The domed main chamber holds, most obviously, the main Buddha statue, situated just off center towards the back of the chamber. Directly behind this statue is a wall carving of Kwanum (Kwanseum) Boddhisattva. To either side of the pillars there are two more boddhisattva figures, while the remainder of the circular rotunda wall holds carvings of the ten main disciples of Buddha, five on the northern wall and five on the southern. Finally, above all this, at eye level for the main statue, are ten small niches, eight of which contain carved figurines.

 

Main Buddha statue

Carved from a single piece of rock, the main Buddha statue of Sokkuram is seated cross-legged upon a lotus design pedestal, which in turn is perched atop a solid octagonal base with pillars at the angles. The height of the Buddha itself, exclusive of the base, is 3.4 meters. The face of the figure is smooth and round, with eyes closed, the clothing is depicted draping gently through shallowly incised lines, the left hand lies in the lap while the right hand rests on the leg, reaching down towards the ground. At the center of the forehead is a space for a jewel or crystal to be placed.

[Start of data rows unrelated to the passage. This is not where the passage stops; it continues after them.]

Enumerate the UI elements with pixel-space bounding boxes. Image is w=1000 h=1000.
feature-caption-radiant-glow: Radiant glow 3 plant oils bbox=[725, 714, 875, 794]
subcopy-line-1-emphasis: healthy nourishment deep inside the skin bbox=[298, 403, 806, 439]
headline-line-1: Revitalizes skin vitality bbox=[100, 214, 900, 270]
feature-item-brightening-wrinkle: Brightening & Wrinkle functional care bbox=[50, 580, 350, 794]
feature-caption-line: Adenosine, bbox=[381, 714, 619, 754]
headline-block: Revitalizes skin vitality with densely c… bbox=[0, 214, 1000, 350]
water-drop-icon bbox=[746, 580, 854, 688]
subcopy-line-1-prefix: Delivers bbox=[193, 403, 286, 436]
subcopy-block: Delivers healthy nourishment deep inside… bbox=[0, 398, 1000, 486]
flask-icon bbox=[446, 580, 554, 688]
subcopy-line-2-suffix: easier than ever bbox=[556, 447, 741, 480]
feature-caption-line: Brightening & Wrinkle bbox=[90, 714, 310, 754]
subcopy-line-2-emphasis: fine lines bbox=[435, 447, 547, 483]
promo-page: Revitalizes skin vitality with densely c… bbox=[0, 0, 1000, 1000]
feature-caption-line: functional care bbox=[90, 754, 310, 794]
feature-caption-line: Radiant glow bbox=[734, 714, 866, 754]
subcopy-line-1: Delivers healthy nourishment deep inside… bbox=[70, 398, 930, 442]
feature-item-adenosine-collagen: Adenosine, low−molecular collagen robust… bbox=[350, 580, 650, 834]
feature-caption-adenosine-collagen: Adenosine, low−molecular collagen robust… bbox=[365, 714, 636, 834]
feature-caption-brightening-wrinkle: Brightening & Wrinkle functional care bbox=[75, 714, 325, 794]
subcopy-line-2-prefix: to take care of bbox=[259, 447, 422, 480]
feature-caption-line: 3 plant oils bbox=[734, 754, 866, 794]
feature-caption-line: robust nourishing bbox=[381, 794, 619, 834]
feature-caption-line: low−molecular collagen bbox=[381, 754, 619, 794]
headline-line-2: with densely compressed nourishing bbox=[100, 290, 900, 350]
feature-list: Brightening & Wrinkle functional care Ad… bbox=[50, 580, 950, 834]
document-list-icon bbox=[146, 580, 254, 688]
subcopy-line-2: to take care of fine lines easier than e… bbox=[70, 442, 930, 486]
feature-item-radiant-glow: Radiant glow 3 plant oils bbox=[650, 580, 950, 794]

The identity of the main Buddha at Sokkuram has been the object of a good deal of academic debate. Japanese archaeologists called the figure a Sakyamuni Buddha, and for a while the label stuck, but it was eventually called into question after it became clear that they had not adequately appreciated the differences between the Korean and Japanese icongraphical traditions. In the 1960s, based on textual sources and the line of sight from the statue east towards the underwater tomb of King Munmu, a theory was advanced that the figure was acutally an Amit'a Buddha, the Buddha of the Western Paradise. Based upon the attendant boddhisattvas present in the chamber and the importance of Hwaom thought at Bulguksa generally, still other scholars have contended that the figure depicts Pirojana Buddha. Now, based on Chinese sources, the pendulum seems to be swinging back towards the Sakyamuni theory. In any case, the issue is far from decided.